Hoy, los asesores climáticos del gobierno dan la voz de alarma: dado que los períodos de calor extremo podrían convertirse en “la nueva norma”, los hogares británicos tendrán que adaptarse. Las infraestructuras también tendrán que ajustarse al cambio climático en un continente que se calienta más rápido que en otros lugares, informa nuestra corresponsal en Londres, Sara Menai.
Correr las cortinas, plantar árboles y abrir las ventanas por la noche pronto ya no será suficiente. En el Reino Unido, el Comité sobre el Cambio Climático, que publica regularmente informes sobre la adaptación a los efectos del calentamiento, da la voz de alarma: el país fue diseñado para un clima que ya no existe.

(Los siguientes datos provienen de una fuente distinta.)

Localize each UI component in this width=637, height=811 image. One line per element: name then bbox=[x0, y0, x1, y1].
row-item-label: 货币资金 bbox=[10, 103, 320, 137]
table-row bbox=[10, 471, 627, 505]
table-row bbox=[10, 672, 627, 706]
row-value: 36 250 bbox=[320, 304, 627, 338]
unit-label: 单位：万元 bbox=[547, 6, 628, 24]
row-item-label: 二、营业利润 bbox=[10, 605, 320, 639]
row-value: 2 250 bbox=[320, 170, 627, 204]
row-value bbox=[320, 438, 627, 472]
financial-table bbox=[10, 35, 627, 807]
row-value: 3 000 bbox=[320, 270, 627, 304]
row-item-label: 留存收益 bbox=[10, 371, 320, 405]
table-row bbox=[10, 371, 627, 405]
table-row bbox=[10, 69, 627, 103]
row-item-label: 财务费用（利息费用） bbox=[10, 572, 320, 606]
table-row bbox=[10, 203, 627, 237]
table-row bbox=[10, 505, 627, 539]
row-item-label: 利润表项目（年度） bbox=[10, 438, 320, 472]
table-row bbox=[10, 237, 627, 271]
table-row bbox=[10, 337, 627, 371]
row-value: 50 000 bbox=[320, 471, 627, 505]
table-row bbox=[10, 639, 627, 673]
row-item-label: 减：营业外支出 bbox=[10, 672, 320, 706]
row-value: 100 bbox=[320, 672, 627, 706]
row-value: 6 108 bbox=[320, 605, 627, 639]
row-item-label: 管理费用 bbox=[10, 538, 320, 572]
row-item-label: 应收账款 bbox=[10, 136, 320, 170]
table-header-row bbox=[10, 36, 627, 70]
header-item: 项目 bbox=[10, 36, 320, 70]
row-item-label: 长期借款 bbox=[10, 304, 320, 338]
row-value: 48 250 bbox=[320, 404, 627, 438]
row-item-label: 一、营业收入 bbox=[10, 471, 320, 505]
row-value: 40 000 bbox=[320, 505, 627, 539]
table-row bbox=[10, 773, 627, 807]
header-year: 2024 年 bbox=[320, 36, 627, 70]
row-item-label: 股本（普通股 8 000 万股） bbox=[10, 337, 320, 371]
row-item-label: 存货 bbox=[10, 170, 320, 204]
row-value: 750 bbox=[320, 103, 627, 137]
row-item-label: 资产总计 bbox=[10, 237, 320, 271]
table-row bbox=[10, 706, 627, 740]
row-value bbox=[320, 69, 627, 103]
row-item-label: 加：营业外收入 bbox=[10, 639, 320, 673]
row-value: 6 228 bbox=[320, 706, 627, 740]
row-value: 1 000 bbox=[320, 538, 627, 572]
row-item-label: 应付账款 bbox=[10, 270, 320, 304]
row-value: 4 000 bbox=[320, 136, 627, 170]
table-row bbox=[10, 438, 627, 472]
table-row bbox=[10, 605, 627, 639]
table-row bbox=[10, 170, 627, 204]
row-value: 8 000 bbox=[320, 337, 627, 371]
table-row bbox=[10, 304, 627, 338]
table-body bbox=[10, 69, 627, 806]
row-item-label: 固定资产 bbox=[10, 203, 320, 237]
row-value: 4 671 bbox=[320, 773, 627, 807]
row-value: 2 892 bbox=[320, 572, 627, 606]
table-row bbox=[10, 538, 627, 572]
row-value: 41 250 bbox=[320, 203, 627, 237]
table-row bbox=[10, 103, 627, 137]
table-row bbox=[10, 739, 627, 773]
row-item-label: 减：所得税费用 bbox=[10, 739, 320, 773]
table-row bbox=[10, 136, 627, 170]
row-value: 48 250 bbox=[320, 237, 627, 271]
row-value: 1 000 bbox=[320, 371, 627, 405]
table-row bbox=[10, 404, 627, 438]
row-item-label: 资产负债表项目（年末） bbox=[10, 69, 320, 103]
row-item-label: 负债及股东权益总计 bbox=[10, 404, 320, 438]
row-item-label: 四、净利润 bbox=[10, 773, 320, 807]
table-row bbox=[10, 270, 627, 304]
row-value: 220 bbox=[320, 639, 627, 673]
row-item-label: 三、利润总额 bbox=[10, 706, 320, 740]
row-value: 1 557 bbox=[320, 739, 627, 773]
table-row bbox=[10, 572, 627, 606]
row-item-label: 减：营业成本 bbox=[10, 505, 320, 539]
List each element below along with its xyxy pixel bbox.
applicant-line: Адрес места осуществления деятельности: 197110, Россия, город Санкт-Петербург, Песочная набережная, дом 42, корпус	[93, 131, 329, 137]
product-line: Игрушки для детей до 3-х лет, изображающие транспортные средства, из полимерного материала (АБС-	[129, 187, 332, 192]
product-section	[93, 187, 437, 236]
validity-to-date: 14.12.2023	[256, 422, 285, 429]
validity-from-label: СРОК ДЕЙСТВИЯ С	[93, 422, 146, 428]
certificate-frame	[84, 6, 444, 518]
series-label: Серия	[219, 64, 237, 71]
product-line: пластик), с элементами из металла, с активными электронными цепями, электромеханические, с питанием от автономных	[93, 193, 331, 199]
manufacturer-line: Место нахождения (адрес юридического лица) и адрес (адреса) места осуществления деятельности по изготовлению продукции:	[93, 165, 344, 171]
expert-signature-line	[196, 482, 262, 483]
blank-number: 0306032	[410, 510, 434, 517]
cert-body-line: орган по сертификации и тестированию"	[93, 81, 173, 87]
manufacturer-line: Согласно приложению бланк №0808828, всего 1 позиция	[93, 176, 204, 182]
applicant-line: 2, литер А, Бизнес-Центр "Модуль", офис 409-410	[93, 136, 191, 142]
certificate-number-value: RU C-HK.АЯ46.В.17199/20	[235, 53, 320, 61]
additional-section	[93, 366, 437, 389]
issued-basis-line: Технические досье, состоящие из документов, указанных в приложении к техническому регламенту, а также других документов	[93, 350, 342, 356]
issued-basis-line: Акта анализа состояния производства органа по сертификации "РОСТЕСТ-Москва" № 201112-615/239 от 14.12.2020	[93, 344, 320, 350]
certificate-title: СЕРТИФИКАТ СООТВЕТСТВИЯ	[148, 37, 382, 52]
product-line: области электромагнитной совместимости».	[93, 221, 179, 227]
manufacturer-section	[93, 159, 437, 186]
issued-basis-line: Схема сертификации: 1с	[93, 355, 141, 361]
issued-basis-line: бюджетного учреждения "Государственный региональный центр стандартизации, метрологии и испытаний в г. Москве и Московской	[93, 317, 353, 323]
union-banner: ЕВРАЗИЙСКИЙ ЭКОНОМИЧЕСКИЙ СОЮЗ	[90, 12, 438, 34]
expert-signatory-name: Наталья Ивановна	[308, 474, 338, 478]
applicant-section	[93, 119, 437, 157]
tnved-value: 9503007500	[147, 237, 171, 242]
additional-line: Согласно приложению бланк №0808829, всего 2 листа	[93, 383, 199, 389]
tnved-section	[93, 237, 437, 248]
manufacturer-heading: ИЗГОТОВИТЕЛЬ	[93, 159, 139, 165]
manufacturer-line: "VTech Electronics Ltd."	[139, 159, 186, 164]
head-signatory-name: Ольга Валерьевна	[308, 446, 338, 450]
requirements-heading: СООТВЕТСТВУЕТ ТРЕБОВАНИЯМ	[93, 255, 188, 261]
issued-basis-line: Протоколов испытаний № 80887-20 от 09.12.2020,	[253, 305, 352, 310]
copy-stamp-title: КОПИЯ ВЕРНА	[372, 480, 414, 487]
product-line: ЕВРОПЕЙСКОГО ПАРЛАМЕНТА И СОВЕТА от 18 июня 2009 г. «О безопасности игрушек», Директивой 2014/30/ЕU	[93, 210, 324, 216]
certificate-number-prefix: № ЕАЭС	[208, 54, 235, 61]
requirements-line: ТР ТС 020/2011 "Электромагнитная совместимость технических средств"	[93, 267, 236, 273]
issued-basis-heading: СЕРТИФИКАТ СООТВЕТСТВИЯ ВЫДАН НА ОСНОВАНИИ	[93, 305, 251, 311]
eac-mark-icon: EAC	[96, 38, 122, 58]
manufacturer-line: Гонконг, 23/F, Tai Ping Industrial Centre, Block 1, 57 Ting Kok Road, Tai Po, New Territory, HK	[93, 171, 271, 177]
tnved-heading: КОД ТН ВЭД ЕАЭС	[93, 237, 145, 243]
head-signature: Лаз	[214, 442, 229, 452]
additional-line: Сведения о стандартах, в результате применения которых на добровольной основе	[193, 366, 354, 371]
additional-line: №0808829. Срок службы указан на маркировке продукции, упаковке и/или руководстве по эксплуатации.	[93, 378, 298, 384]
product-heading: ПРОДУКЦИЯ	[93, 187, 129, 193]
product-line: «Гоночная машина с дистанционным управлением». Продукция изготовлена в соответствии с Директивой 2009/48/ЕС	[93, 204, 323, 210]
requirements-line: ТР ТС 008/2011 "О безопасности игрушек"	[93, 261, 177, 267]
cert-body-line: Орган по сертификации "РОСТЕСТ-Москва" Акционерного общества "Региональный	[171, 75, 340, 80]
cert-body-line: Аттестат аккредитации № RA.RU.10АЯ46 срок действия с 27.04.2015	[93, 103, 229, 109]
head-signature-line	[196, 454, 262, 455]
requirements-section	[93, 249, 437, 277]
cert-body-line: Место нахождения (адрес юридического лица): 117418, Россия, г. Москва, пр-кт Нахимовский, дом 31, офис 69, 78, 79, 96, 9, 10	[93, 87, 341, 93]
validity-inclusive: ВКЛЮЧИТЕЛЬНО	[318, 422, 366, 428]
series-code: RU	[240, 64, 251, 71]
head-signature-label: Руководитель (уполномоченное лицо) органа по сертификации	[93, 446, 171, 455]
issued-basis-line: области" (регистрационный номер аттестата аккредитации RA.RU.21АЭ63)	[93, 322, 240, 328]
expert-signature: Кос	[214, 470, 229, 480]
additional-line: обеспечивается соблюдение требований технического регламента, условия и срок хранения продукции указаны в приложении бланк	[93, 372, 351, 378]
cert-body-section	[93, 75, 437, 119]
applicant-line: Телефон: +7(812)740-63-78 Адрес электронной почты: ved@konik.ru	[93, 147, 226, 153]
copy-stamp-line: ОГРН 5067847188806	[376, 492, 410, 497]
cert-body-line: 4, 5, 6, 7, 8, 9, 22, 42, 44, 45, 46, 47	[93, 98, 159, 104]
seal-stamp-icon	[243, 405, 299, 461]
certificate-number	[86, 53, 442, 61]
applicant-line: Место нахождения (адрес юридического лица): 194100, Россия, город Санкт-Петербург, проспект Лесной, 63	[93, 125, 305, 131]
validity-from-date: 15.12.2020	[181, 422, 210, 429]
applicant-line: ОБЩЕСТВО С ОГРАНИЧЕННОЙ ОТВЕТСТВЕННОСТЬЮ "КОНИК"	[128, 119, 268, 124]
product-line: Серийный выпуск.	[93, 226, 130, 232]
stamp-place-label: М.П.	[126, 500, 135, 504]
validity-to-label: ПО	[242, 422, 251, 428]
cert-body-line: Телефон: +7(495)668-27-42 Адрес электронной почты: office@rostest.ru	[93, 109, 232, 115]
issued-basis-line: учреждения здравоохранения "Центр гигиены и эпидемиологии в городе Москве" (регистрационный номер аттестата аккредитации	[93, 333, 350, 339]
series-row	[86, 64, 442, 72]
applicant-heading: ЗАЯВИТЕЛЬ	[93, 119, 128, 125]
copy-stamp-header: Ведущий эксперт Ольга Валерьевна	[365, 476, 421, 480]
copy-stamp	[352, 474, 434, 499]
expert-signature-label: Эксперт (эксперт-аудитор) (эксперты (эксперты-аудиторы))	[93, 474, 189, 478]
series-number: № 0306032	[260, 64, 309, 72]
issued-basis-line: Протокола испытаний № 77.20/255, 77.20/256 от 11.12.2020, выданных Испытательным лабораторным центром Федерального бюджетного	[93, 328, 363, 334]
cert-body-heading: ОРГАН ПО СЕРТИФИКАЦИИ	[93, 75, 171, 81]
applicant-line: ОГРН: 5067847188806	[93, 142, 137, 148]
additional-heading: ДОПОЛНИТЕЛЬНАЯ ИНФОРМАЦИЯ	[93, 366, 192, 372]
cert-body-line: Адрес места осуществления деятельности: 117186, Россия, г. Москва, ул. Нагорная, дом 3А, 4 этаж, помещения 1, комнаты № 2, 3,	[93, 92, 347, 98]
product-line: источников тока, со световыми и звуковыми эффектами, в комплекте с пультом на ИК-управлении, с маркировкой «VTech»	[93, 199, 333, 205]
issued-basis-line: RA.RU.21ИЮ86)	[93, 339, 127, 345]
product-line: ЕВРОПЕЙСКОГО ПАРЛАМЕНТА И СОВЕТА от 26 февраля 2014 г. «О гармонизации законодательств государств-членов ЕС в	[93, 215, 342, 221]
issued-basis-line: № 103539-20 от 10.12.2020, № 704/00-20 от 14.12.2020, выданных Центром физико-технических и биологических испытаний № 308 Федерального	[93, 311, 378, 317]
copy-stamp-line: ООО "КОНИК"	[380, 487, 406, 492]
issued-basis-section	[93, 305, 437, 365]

En los próximos años, nueve de cada diez hogares británicos corren el riesgo de sufrir un sobrecalentamiento. Las residencias de ancianos, los hospitales y las escuelas no están adaptados. Y en un país conocido sobre todo por su clima templado, el aumento de las temperaturas y los trastornos que provoca plantean importantes desafíos.
“Si tomamos como ejemplo las obras de protección contra las inundaciones, vemos que las barreras contra las inundaciones del Támesis no se diseñaron para resistir suficientemente los efectos del cambio climático a los que nos enfrentamos hoy en día. Por lo tanto, habrá que invertir en la modernización de las obras existentes”, explica Emma Pinchbeck, directora ejecutiva del Comité sobre el Cambio Climático.
Una de las principales infraestructuras que sufre el calor es el metro de Londres, cuyo suelo arcilloso y túneles estrechos y profundos, algunos de los cuales datan de la época victoriana, no permiten instalar sistemas de aire acondicionado. Para 2050, en el Reino Unido, se prevé que las olas de calor superen los 40 °C en todas las regiones del país. También serán más prolongadas y, según las autoridades, podrían provocar 10.000 muertes adicionales al año.